Azure / spark-cdm-connector

MIT License
75 stars 32 forks source link

Incremental or partition elimination using spark-cdm-connector? #59

Open subashsivaji opened 3 years ago

subashsivaji commented 3 years ago

We are using, Databricks runtime 6.6. (Spark 2.4.5) com.microsoft.azure:spark-cdm-connector:0.18.1

When reading data from cdm folder - how do we do partition elimination using spark-cdm-connector? Example, I have contact entity/table in cdm folder which contains 2 million records.

In non-cdm scenarios,,

  1. we would have had date partitioned folder structure to eliminate and read only specific partitions.
  2. (or) we would have done auto-loader to incrementally load the deltas based on file changes.
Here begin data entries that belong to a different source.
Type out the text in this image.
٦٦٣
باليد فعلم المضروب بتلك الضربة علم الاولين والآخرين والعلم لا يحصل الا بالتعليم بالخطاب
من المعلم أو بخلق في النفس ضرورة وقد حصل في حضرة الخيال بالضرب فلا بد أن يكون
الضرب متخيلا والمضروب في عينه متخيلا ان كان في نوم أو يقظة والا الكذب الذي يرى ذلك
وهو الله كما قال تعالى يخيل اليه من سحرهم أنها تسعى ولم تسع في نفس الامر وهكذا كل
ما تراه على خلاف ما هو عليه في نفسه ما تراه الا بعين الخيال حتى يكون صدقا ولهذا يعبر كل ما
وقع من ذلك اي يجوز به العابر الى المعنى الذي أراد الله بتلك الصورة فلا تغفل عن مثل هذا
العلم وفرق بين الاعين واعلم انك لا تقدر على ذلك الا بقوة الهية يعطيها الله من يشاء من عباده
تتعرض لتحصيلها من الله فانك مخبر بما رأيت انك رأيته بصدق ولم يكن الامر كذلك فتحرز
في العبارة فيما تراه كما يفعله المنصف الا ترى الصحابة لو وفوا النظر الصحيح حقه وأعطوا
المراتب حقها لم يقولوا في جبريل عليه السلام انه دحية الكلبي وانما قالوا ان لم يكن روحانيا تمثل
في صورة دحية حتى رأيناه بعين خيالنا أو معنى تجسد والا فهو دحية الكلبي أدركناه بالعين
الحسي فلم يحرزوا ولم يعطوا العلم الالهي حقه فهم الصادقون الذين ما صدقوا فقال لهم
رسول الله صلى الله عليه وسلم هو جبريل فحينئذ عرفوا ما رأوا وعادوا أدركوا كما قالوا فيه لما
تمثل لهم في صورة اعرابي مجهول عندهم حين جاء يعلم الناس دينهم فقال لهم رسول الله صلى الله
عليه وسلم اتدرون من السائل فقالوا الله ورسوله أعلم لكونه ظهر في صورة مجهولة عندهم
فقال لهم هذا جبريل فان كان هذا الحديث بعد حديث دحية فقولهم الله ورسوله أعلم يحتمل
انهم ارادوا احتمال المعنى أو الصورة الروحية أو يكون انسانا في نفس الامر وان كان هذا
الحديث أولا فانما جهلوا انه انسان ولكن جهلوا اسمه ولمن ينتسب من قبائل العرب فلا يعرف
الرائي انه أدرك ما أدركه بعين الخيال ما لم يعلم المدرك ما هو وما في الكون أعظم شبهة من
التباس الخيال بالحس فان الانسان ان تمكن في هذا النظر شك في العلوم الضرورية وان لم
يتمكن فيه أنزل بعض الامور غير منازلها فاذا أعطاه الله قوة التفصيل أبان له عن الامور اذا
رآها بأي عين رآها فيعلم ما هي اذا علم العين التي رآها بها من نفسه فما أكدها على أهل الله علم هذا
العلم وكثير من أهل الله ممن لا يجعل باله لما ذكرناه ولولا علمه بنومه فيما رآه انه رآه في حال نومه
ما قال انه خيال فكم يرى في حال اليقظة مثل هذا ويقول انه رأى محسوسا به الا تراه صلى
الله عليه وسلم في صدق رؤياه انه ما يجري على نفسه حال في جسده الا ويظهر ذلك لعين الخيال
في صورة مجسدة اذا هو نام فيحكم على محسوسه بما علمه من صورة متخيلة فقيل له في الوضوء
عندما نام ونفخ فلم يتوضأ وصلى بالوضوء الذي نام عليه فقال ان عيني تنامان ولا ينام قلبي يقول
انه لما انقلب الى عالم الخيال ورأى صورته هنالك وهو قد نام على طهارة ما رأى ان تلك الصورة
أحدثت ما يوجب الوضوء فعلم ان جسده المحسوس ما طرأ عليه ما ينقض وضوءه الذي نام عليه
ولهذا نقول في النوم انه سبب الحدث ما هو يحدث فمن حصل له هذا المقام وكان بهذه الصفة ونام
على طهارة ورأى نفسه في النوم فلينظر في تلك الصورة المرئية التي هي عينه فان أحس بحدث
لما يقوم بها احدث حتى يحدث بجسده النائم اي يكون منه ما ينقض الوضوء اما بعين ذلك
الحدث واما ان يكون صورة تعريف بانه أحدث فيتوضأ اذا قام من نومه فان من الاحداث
Using cdm folder structure and spark-cdm-connector - when we do the following - everytime this is going to scan 2 million records - load it into dataframe and then does the filter based on modifiedon. This is of course not scalable. Are there any alternatives? Any better way to do partition elimination? Please suggest?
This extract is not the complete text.